Wagner: FAST-CT has decades of blast “know how” in the algorithms. But the two major things FAST-CT does is provide: 1) standardized blast metrics (incident peak overpressure and incident peak overpressure impulse) and 2) removal of false positive data. Standardization is important because when body-mounted sensors were first released, each research group (often medical researchers rather than people trained in blast physics) processed data in their own way. This made it challenging to compare results from different groups. In other words, we weren’t getting “apples-to-apples” comparisons. Second is removing false positives. Almost all sensors record data that is not from a blast event (false positives). In our experience, this is rare, but it is critical this data is removed prior to exporting to a service member medical record. Historically, identifying false positives was done by hand. That is just not practical if a large number of blast sensors are deployed. We addressed the issue by writing software to identify false positives.
6. What current solutions does ARA offer that can help expand our collective knowledge about blast effects, mitigate them, and improve treatment?
Wagner: Automation and standardization to process and analyze blast sensor data is critical.

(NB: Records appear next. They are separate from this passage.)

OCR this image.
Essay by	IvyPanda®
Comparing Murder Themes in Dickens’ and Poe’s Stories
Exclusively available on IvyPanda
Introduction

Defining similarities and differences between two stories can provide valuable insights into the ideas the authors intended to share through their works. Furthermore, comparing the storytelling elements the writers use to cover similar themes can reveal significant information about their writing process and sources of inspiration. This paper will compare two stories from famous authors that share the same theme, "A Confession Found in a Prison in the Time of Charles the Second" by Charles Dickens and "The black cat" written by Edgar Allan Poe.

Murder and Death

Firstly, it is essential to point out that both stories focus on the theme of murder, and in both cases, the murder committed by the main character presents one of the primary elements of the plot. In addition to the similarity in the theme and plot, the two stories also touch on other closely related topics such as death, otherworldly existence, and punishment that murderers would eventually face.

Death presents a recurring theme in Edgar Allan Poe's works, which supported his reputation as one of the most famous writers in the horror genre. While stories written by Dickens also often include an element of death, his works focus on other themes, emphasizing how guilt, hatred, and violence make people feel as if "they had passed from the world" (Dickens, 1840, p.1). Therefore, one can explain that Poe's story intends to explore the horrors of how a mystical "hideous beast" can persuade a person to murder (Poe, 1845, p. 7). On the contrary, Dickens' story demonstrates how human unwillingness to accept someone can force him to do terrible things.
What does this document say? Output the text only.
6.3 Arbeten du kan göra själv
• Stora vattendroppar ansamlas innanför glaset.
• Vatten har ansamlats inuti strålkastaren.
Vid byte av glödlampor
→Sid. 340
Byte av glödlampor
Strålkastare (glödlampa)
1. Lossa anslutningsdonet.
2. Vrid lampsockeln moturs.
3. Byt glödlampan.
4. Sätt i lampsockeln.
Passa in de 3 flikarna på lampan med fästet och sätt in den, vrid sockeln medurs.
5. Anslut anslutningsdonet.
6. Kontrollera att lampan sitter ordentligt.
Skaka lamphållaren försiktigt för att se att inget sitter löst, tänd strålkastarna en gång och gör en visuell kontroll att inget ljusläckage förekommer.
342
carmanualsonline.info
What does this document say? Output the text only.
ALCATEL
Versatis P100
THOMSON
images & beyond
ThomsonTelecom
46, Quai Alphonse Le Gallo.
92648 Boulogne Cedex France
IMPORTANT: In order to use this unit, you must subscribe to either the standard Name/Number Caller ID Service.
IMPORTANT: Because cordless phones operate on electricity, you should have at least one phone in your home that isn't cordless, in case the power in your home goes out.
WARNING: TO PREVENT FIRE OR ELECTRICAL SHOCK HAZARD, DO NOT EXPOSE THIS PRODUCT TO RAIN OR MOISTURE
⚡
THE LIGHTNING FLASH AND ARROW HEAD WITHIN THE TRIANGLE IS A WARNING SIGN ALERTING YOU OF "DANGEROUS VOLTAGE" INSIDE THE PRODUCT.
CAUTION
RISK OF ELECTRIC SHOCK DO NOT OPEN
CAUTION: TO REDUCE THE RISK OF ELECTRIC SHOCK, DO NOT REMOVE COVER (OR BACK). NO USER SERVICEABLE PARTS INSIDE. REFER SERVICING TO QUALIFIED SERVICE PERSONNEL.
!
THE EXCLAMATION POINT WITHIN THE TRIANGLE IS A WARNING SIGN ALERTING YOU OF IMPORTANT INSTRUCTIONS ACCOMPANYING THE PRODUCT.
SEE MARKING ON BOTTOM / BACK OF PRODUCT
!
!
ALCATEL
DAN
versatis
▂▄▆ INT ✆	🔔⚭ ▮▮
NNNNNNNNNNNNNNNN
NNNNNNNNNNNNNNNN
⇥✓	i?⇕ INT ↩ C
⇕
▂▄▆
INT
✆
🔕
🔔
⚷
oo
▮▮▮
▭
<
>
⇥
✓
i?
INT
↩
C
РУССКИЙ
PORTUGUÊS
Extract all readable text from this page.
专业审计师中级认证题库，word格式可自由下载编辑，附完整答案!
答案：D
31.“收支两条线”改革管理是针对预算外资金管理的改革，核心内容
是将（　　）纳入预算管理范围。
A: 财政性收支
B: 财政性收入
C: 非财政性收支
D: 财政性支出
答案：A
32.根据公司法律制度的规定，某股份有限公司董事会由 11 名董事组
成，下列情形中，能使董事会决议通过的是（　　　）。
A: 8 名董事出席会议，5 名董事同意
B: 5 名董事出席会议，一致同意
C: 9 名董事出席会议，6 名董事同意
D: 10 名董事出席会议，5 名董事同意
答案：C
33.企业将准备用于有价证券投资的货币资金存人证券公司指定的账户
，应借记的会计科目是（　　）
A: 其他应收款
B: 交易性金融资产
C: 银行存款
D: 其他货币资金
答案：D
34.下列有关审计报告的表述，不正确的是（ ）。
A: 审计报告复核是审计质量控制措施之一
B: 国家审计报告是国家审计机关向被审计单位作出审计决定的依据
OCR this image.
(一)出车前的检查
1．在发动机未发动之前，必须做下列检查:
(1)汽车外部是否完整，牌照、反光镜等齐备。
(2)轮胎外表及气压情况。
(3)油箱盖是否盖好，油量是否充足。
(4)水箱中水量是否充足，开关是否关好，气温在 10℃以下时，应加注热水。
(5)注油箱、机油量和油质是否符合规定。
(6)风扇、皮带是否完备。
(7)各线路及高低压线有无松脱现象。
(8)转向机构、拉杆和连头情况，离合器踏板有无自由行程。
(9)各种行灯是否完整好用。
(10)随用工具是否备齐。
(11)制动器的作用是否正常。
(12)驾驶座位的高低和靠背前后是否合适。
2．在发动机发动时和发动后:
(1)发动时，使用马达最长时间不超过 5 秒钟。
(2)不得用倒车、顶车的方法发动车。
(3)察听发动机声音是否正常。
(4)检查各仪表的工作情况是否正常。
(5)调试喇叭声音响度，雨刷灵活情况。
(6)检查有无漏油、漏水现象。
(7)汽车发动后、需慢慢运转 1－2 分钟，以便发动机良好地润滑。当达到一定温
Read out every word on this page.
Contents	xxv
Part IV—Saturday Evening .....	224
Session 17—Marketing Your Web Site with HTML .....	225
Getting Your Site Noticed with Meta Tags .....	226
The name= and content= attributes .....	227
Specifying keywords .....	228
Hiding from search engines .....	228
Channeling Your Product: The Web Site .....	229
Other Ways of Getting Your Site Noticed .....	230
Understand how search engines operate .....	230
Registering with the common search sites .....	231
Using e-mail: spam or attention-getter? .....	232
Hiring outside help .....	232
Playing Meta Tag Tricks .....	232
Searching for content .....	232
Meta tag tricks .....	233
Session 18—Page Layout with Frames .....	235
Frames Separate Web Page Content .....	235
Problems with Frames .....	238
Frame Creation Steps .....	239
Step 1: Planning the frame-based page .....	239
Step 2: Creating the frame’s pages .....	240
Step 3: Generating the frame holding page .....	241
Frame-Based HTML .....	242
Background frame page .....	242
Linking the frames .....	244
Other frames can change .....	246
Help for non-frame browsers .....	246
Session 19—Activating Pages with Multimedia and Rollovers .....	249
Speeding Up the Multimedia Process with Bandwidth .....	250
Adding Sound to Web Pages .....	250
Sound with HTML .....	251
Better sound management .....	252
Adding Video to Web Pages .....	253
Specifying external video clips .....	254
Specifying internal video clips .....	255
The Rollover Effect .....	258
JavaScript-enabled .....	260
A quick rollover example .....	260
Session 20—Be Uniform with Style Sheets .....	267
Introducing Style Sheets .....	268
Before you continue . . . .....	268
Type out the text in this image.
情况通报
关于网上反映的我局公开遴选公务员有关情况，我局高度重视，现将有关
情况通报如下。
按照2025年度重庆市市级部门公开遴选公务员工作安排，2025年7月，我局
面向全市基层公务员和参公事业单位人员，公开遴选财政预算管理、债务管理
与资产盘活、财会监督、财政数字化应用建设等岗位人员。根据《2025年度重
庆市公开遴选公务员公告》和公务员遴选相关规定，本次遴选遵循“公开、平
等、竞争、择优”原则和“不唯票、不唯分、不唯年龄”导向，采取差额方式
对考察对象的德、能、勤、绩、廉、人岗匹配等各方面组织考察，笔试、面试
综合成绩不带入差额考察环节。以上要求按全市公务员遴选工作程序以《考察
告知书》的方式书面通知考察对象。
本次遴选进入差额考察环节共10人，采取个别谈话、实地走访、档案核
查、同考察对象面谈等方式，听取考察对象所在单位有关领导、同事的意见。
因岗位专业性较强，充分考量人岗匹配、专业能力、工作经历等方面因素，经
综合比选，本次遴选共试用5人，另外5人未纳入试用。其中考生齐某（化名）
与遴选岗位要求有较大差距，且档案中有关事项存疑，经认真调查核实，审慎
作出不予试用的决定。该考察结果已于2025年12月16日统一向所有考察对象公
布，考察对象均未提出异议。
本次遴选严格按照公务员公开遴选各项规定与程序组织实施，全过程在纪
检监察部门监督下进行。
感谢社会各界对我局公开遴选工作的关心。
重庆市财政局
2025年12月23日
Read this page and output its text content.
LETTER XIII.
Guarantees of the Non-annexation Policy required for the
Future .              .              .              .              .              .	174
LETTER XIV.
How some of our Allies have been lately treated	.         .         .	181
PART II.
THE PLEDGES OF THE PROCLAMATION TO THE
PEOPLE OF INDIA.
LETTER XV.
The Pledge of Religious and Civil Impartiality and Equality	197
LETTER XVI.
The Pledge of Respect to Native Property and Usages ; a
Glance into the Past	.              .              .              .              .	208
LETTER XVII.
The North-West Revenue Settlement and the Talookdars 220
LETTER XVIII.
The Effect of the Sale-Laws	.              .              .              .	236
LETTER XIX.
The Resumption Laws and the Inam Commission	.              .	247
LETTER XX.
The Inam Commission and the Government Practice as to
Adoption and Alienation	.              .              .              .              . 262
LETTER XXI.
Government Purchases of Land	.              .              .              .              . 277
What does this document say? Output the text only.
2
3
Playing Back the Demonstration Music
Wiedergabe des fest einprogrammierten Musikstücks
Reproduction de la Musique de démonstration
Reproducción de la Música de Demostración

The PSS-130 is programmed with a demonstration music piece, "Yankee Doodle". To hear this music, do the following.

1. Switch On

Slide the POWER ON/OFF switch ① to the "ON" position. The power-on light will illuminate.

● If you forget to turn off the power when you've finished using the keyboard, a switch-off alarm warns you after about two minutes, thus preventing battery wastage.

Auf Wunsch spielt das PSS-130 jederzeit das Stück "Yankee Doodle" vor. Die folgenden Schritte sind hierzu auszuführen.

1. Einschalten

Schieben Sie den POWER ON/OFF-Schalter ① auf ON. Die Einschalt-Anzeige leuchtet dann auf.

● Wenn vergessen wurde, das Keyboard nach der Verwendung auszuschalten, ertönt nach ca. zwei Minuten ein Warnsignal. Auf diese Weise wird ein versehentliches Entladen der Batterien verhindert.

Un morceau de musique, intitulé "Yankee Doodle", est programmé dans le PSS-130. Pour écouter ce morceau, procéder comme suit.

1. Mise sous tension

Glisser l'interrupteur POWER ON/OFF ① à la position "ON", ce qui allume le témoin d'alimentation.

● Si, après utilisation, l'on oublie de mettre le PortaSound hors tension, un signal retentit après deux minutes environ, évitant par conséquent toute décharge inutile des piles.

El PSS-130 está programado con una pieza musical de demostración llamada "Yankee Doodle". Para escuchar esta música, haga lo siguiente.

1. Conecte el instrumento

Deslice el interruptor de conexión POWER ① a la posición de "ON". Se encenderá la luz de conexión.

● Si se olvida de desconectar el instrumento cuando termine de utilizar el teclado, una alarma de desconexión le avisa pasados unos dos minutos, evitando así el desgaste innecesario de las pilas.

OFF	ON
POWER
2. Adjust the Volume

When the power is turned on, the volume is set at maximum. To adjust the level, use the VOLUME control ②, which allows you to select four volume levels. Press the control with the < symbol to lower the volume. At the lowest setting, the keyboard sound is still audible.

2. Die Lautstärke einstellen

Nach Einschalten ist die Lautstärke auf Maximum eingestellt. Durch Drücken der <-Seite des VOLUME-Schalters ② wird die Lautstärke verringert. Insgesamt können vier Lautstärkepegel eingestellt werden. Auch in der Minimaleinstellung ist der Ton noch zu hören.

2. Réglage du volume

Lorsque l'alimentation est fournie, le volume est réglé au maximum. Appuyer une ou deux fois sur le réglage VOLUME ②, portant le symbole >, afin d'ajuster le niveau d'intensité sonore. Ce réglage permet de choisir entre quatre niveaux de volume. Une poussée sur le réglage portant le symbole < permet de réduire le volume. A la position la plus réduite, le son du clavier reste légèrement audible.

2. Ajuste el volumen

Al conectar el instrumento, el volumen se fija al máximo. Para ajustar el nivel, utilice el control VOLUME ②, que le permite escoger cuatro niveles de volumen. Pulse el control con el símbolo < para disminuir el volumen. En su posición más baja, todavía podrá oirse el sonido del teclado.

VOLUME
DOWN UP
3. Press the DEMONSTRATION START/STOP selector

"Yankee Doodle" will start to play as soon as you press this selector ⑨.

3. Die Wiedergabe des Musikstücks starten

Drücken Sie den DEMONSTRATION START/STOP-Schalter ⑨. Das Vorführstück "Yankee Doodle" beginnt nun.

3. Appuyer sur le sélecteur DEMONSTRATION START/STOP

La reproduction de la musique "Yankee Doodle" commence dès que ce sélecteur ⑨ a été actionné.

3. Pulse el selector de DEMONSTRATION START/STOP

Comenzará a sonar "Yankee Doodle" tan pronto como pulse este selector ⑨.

I believe software is the best way to address the “big data” problem with thousands or even tens of thousands of service members getting blast sensors to monitor blast exposure. Secondly, as a community we need to make progress on the “dose/response” relationship between blast exposure and brain health.
Wiri: One area I think is important to consider is training and education to mitigate blast exposure in training: getting “left of the boom.” Service members are smart and will take our research such as blast overpressure contours to reduce their exposure to blast. This can be minor changes to body position or stepping away from a blast source while still meeting training goals. As a team, we are dedicated to continuing our work to provide innovative solutions that further the body of knowledge surrounding brain health and protect the Warfighter from the potentially insidious effects of blast.